Development of equilibrium statistical mechanics and thermodynamics. Applications to chemical systems. These applications include solutions, phase transitions (Ising model) and reaction theory.

This course covers the basic as well as certain selected topics pertaining to the physicochemical origins of architecture and motility of biological cells. It is aimed at graduate students pursuing degrees in various fields of biology (and also in mathematics, physics, chemistry, or engineering), who have taken university-level courses in mathematics, physics, and chemistry. This course material draws upon the variety of quantitaive disciplines but maintains a biological perspective. Physical properties and chemical kinetics that determine the structure and function of the cytoskeleton (the assembly of non-covalent polymers at the base of the cellular architecture) will be covered, as will the physicochemical mechanisms of motility driven by biological force-generating macromolecules. The final grade will be based on homework problems and on a closed-book exam. The didactic material will be presented from the perspective of a practical researcher, and the problem sets will emphasize developing a sense of what makes for a good research strategy.

This course consists of a series of lectures and tutorial sessions which focus on the general principles of pharmacology. Major topics are principles of pharmacokinetics (including drug absorption, distribution, and metabolism) and pharmacodynamics (quantitation of drug-receptor interactions).

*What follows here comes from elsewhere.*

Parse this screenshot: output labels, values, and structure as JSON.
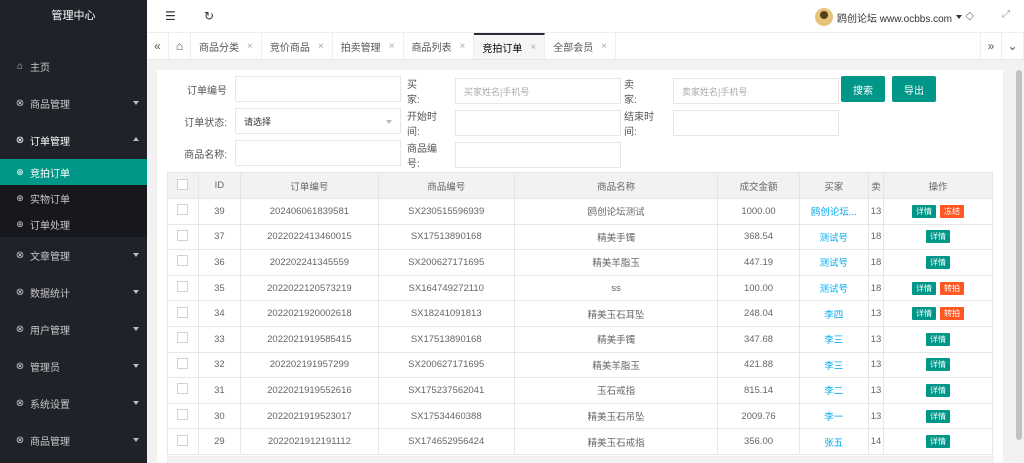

This course examines molecular mechanisms of drug interactions with an emphasis on drugs that modulate cell signaling, cellular responses to drugs. The course will include student participation through presentations and discussion of relevant contemporary scientific literature. Topics include: cell cycle checkpoints and anti-cancer drugs, therapeutic control of ion channels, and blood glucose, anti-inflammatory agents and nuclear receptor signaling.

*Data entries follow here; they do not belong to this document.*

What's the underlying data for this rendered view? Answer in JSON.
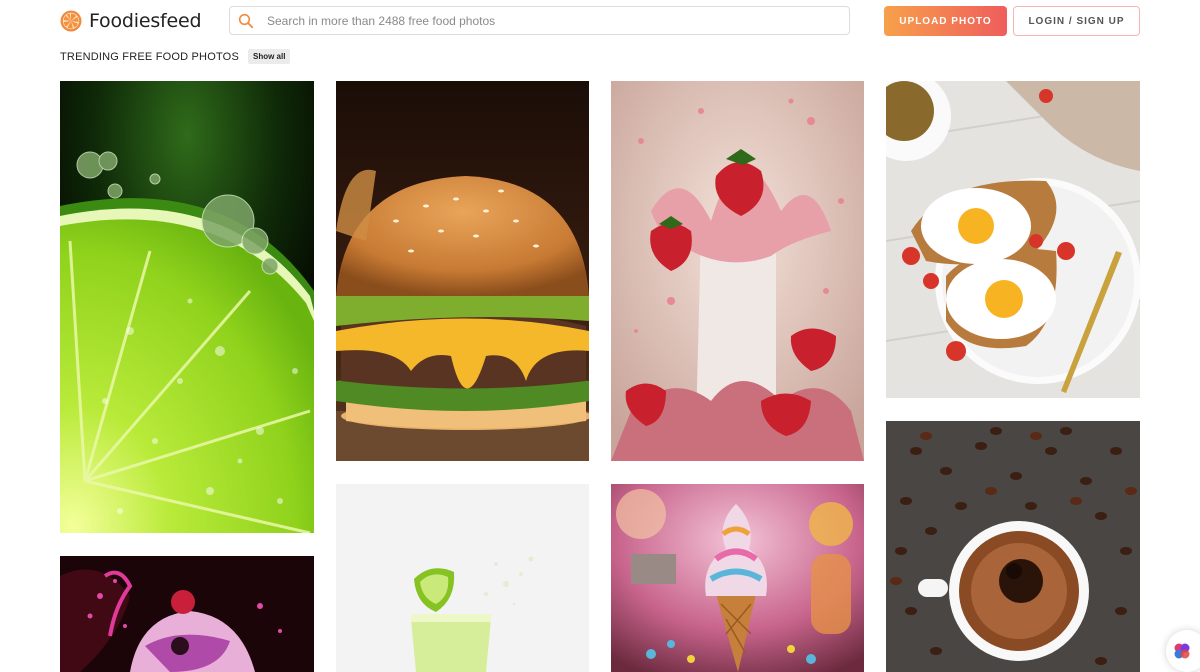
{
  "header": {
    "brand_name": "Foodiesfeed",
    "search_placeholder": "Search in more than 2488 free food photos",
    "upload_label": "UPLOAD PHOTO",
    "login_label": "LOGIN / SIGN UP"
  },
  "trending": {
    "title": "TRENDING FREE FOOD PHOTOS",
    "show_all_label": "Show all"
  },
  "colors": {
    "accent_orange": "#f7a04b",
    "accent_red": "#ef5d5c"
  },
  "icons": {
    "logo": "citrus-slice-icon",
    "search": "search-icon",
    "assistant": "assistant-bubble-icon"
  },
  "photos": [
    {
      "id": "lime",
      "subject": "lime slice with bubbles"
    },
    {
      "id": "burger",
      "subject": "cheeseburger"
    },
    {
      "id": "strawberry-splash",
      "subject": "strawberry milkshake splash"
    },
    {
      "id": "eggs-toast",
      "subject": "fried eggs on toast"
    },
    {
      "id": "berry-icecream",
      "subject": "berry ice cream splash"
    },
    {
      "id": "lime-drink",
      "subject": "lime drink splash"
    },
    {
      "id": "icecream-cone",
      "subject": "rainbow ice cream cone"
    },
    {
      "id": "coffee",
      "subject": "coffee cup with beans"
    }
  ]
}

The main subject matter of this course will be a survey of group theory methods and their applications in various fields of physics. Selected topics involving analytic functions, operator algebra, and solutions of the differential and integral equations of physics will be addressed. Some numerical analysis and computational work will also be incorporated.

This is the first term of a 2-term course with emphasis on statistical mechanics. Discussion of microcanonical, canonical, and grand canonical ensembles, the passage to quantum mechanics, and the use of density matrix. The Gibbs approach to the second law. Fermi-Dirac and Bose-Einstein statistics, in both weak and strong degeneracy approximations. Transport phenomena including the fluctuation dissipation theorem and the master equation.

Computer modeling is playing an increasingly important role in chemical, biological and materials research. This course provides an overview of computational chemistry techniques including molecular mechanics, molecular dynamics, electronic structure theory and continuum medium approaches. Sufficient theoretical background is provided for students to understand the uses and limitations of each technique. An integral part of the course is hands on experience with state-of-the-art computational chemistry tools running on graphics workstations. 3 hrs. lec.

Proteomics and metabolomics are the large scale study of proteins and metabolites, respectively. In contrast to genomes, proteomes and metabolomes vary with time and the specific stress or conditions an organism is under. Applications of proteomics and metabolomics include determination of protein and metabolite functions (including in immunology and neurobiology) and discovery of biomarkers for disease. These applications require advanced computational methods to analyze experimental measurements, create models from them, and integrate with information from diverse sources. This course specifically covers computational mass spectrometry, structural proteomics, proteogenomics, metabolomics, genome mining and metagenomics.